Using magnetic resonance imaging (MRI) to measure hippocampal volumes, the researchers found that the hippocampi in women taking estrogen were larger in volume than in the women who did not take estrogen and also larger than in the men. The difference in size was roughly on the order of 10%, said Jagust. Hippocampal volumes were corrected for head size.

"As far as we know this is the first report of an anatomical basis for this observation," said Jagust. "But it still leaves a lot of questions unanswered, particularly what the mechanism of the change might be."

Because this is an epidemiological study, said Jagust, selection bias of some sort may account for the results. However, he pointed out that the usual variables that account for differences in estrogen use-ie, education and socioeconomic status-did not differ between the groups of women.

Jagust's group will continue to monitor the study subjects to see whether hippocampal volume is predictive of cognitive decline and whether estrogen provides protection against memory loss and the development of AD.

STROKE PROTECTION

Estrogen can prevent damage from stroke, according to new research in rat models, reported Phyllis Wise, PhD, of the University of Kentucky College of Medicine, Lexington.

Wise noted that when women are premenopausal, the incidence of stroke is less than in men; after menopause, however, the incidence of stroke in women rises, suggesting that estrogen plays a protective role.

Using rodents to explore in greater detail how estrogen protects neural tissue, researchers removed the ovaries from 100 rats-to replicate menopause-then administered low doses of estrogen. A week later they inserted a suture in the rats' middle cerebral artery, a procedure that mimics a stroke.

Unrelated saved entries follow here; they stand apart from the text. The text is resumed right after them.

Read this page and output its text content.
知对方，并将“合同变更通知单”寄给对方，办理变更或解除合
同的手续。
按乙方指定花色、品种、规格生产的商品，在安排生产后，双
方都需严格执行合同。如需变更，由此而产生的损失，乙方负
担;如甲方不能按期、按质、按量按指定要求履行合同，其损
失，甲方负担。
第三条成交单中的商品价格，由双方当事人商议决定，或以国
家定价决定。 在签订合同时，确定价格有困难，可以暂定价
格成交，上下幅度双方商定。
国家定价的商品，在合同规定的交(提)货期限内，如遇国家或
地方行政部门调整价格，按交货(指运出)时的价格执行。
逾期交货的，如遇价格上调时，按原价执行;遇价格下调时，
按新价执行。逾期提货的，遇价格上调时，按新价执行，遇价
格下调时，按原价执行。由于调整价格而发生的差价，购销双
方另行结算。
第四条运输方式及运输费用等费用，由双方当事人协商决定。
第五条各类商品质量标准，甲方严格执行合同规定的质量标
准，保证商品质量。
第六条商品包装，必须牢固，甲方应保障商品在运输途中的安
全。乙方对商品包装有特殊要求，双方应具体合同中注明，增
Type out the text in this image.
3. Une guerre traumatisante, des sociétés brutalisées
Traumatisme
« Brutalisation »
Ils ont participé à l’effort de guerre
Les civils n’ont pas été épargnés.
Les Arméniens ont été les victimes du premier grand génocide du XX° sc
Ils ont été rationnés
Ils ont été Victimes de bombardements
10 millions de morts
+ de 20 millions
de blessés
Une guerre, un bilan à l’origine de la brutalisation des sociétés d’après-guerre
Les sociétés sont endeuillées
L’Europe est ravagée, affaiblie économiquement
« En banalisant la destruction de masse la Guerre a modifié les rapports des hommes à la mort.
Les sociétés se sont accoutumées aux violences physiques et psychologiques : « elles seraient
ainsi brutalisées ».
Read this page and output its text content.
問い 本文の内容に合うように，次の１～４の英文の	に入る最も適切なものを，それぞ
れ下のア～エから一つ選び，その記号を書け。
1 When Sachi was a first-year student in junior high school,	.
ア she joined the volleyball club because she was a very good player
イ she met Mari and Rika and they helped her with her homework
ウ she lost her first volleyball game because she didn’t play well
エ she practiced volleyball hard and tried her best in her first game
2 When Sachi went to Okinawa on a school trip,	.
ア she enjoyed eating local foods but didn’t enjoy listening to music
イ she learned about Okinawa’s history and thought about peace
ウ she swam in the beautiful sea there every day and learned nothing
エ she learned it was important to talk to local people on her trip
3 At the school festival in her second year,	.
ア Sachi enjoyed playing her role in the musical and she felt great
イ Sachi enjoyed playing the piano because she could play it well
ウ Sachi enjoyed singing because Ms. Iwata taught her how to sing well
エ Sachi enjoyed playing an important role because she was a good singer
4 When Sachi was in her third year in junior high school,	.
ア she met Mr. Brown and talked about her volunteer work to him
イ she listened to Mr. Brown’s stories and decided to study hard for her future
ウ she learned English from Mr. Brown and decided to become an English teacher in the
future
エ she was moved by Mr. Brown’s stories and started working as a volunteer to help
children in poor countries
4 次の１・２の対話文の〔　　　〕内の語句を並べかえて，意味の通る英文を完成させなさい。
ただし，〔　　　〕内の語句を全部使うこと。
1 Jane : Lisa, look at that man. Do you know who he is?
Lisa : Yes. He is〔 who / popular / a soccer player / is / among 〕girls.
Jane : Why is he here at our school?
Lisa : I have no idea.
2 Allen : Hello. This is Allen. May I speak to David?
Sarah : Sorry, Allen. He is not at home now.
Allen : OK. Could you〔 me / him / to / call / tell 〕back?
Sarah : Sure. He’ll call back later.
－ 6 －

On examining the rodent brains, they found that estrogen does not protect against the initial cell death that occurs within the first few hours after the suture is put in place, but it "dramatically" protects against delayed cell death in the cerebral cortex.

Other work from Wise's laboratory involving mice lacking the estrogen- receptor suggests that estrogen protects the brain from injury by accelerating and amplifying the activity of this receptor (Proc Nat Acad Sci. 2001;98:1952-1957). "It appears to protect the brain against injury by binding to this receptor and activating genes that help the cells survive or suppressing genes that can harm the cells," she stated.

"I believe we have shown that the estrogen- receptor is critically important mechanistically in mediating the effects of estrogen," said Wise, adding that this is a novel action of the estrogen- receptor, which was thought to be involved mainly in reproduction.

"I think the impact of these data are really great," she concluded, "because they will help us strategize how to design estrogens in the future that can have purely protective actions in our bodies and brains without the negative effects"-a sentiment echoed by the other researchers.